Jesus got angry. Jesus gave into doubt, agony, and fear in Gethsemane. You don’t know what Jesus would do.
Christ was fully human as well as fully divine: in becoming man, He sanctified every aspect of our humanity: our hunger, our thirst, our joy, our love, our pain, our rage, our doubt. Therein lies the real answer to WWJD: Jesus would live the mess and help others live theirs. To follow Him, we must do the same: we must become more human, not less. To do otherwise is to deny the Incarnation and the goodness of G-d’s creation, to make the grave error of mistaking woundedness for evil. Our humanity needs inhabiting, not avoiding; healing, not destroying. Lent is about stripping back down to and coming into right relationship with our humanity and with G-d.
So often, I find that literature pulls everything I want to say together in a beautifully succinct, layered narrative, and today is no exception. I close with a passage from The Summer Tree by Guy Gavriel Kay, where five Canadian university students are suddenly transported to Fionavar, the first world from which all others were born, each finding their vocation as the story unfolds.
In this moment, Paul Schafer has offered himself as sacrifice in place of the High King of Brennin, whose refusal to undertake the required three days hanging on the Summer Tree has brought drought to the land: showing that when we refuse to carry our cross, refuse to become more human, we are not the only ones who suffer. Paul offers himself as a way to punish himself for the car crash in which his girlfriend, Rachel, died. We join him on the third day, after many trials, a divine visitation, and support from a mysterious grey dog who has stayed with and fought a battle for him:
And he understood then, finally: understood that it had to be naked, truly so, that one went to the god. It was the Tree, stripping him down, layer by layer, down to what he was hiding from…
He was the Arrow now. The Arrow on the Tree, of Mornir, and he was to be given naked or not at all.
And so, on the third night, Paul Schafer came to the last test, the one that was always failed, the opening. Where the Kings of Brennin or those coming in their name, found that the courage to be there, the strength to endure, even love of their land were none of them enough. On the Tree, one could no longer hide from the living or the dead, from one’s own soul. Naked or not at all, one went to Mornir. And oh, that was too much for them, too hard to be forced to go into the darkest places then, so weak, so impossibly vulnerable.
And they would let go, brave Kings of the sword, wise ones, gallant Princes, all would turn away from so much nakedness and die too soon.
But not that night. Because of pride, of pure stubbornness, and because, most surely, of the dog, Paul Schafer found the courage not to turn. Down he went. Arrow of the god. So open the wind could pass, light shine through him. Last door.

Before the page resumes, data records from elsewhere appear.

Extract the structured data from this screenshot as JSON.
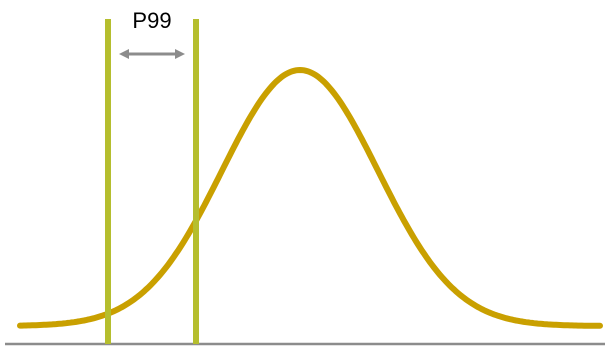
{
  "label": "P99",
  "colors": {
    "curve": "#C9A000",
    "markers": "#B5BE2E",
    "arrow": "#8C8C8C",
    "baseline": "#8C8C8C",
    "text": "#000000",
    "background": "#FFFFFF"
  }
}
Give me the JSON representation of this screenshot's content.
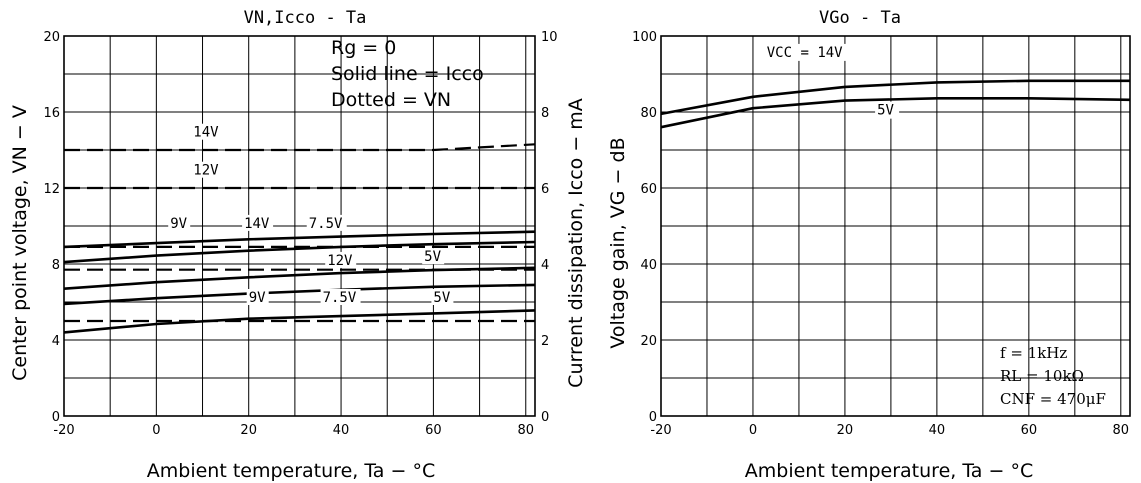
{
  "chart_data": [
    {
      "type": "line",
      "title": "VN,Icco - Ta",
      "xlabel": "Ambient temperature, Ta − °C",
      "ylabel_left": "Center point voltage, VN − V",
      "ylabel_right": "Current dissipation, Icco − mA",
      "xlim": [
        -20,
        82
      ],
      "ylim_left": [
        0,
        20
      ],
      "ylim_right": [
        0,
        10
      ],
      "x_ticks": [
        "-20",
        "0",
        "20",
        "40",
        "60",
        "80"
      ],
      "y_ticks_left": [
        "0",
        "4",
        "8",
        "12",
        "16",
        "20"
      ],
      "y_ticks_right": [
        "0",
        "2",
        "4",
        "6",
        "8",
        "10"
      ],
      "grid": true,
      "notes": [
        "Rg = 0",
        "Solid line = Icco",
        "Dotted = VN"
      ],
      "series": [
        {
          "label": "14V",
          "axis": "left",
          "style": "dashed",
          "x": [
            -20,
            60,
            82
          ],
          "y": [
            14.0,
            14.0,
            14.3
          ]
        },
        {
          "label": "12V",
          "axis": "left",
          "style": "dashed",
          "x": [
            -20,
            82
          ],
          "y": [
            12.0,
            12.0
          ]
        },
        {
          "label": "9V",
          "axis": "left",
          "style": "dashed",
          "x": [
            -20,
            82
          ],
          "y": [
            8.9,
            8.9
          ]
        },
        {
          "label": "7.5V",
          "axis": "left",
          "style": "dashed",
          "x": [
            -20,
            82
          ],
          "y": [
            7.7,
            7.7
          ]
        },
        {
          "label": "5V",
          "axis": "left",
          "style": "dashed",
          "x": [
            -20,
            82
          ],
          "y": [
            5.0,
            5.0
          ]
        },
        {
          "label": "14V",
          "axis": "right",
          "style": "solid",
          "x": [
            -20,
            0,
            20,
            40,
            60,
            82
          ],
          "y": [
            4.45,
            4.55,
            4.65,
            4.72,
            4.79,
            4.85
          ]
        },
        {
          "label": "12V",
          "axis": "right",
          "style": "solid",
          "x": [
            -20,
            0,
            20,
            40,
            60,
            82
          ],
          "y": [
            4.05,
            4.22,
            4.35,
            4.45,
            4.52,
            4.58
          ]
        },
        {
          "label": "9V",
          "axis": "right",
          "style": "solid",
          "x": [
            -20,
            0,
            20,
            40,
            60,
            82
          ],
          "y": [
            3.35,
            3.52,
            3.65,
            3.76,
            3.84,
            3.9
          ]
        },
        {
          "label": "7.5V",
          "axis": "right",
          "style": "solid",
          "x": [
            -20,
            0,
            20,
            40,
            60,
            82
          ],
          "y": [
            2.95,
            3.1,
            3.22,
            3.32,
            3.4,
            3.45
          ]
        },
        {
          "label": "5V",
          "axis": "right",
          "style": "solid",
          "x": [
            -20,
            0,
            20,
            40,
            60,
            82
          ],
          "y": [
            2.2,
            2.42,
            2.56,
            2.63,
            2.7,
            2.78
          ]
        }
      ],
      "curve_labels": [
        {
          "text": "14V",
          "x": 8,
          "y": 14.7
        },
        {
          "text": "12V",
          "x": 8,
          "y": 12.7
        },
        {
          "text": "9V",
          "x": 3,
          "y": 9.9
        },
        {
          "text": "14V",
          "x": 19,
          "y": 9.9
        },
        {
          "text": "7.5V",
          "x": 33,
          "y": 9.9
        },
        {
          "text": "12V",
          "x": 37,
          "y": 7.95
        },
        {
          "text": "5V",
          "x": 58,
          "y": 8.15
        },
        {
          "text": "9V",
          "x": 20,
          "y": 6.0
        },
        {
          "text": "7.5V",
          "x": 36,
          "y": 6.0
        },
        {
          "text": "5V",
          "x": 60,
          "y": 6.0
        }
      ]
    },
    {
      "type": "line",
      "title": "VGo - Ta",
      "xlabel": "Ambient temperature, Ta − °C",
      "ylabel": "Voltage gain, VG − dB",
      "xlim": [
        -20,
        82
      ],
      "ylim": [
        0,
        100
      ],
      "x_ticks": [
        "-20",
        "0",
        "20",
        "40",
        "60",
        "80"
      ],
      "y_ticks": [
        "0",
        "20",
        "40",
        "60",
        "80",
        "100"
      ],
      "grid": true,
      "conditions": [
        "f = 1kHz",
        "RL = 10kΩ",
        "CNF = 470μF"
      ],
      "series": [
        {
          "label": "VCC = 14V",
          "x": [
            -20,
            0,
            20,
            40,
            60,
            82
          ],
          "y": [
            79.5,
            84.0,
            86.6,
            87.8,
            88.2,
            88.2
          ]
        },
        {
          "label": "5V",
          "x": [
            -20,
            0,
            20,
            40,
            60,
            82
          ],
          "y": [
            76.0,
            81.0,
            83.0,
            83.6,
            83.6,
            83.2
          ]
        }
      ]
    }
  ]
}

As Paul’s heart finally broke, as his tears for Rachel finally fell, so too did the drought of Brennin break and rain fall, bringing promise of new growth to a land long barren. When we choose to carry our cross, enter fully into our humanity, engaging with both our light and our deepest darkness, we are not the only ones who are blessed.
May we who have stepped into the desert this Ash Wednesday, following in Our Lord’s footsteps, find the courage to be led by the Spirit, rending our hearts and not our garments, allowing ourselves to be stripped down, coming before G-d naked and vulnerable through that last door: so open that the Spirit’s breath passes and G-d’s light shines through us, emerging into new life with Christ, Our Lord, on Easter Day. Amen.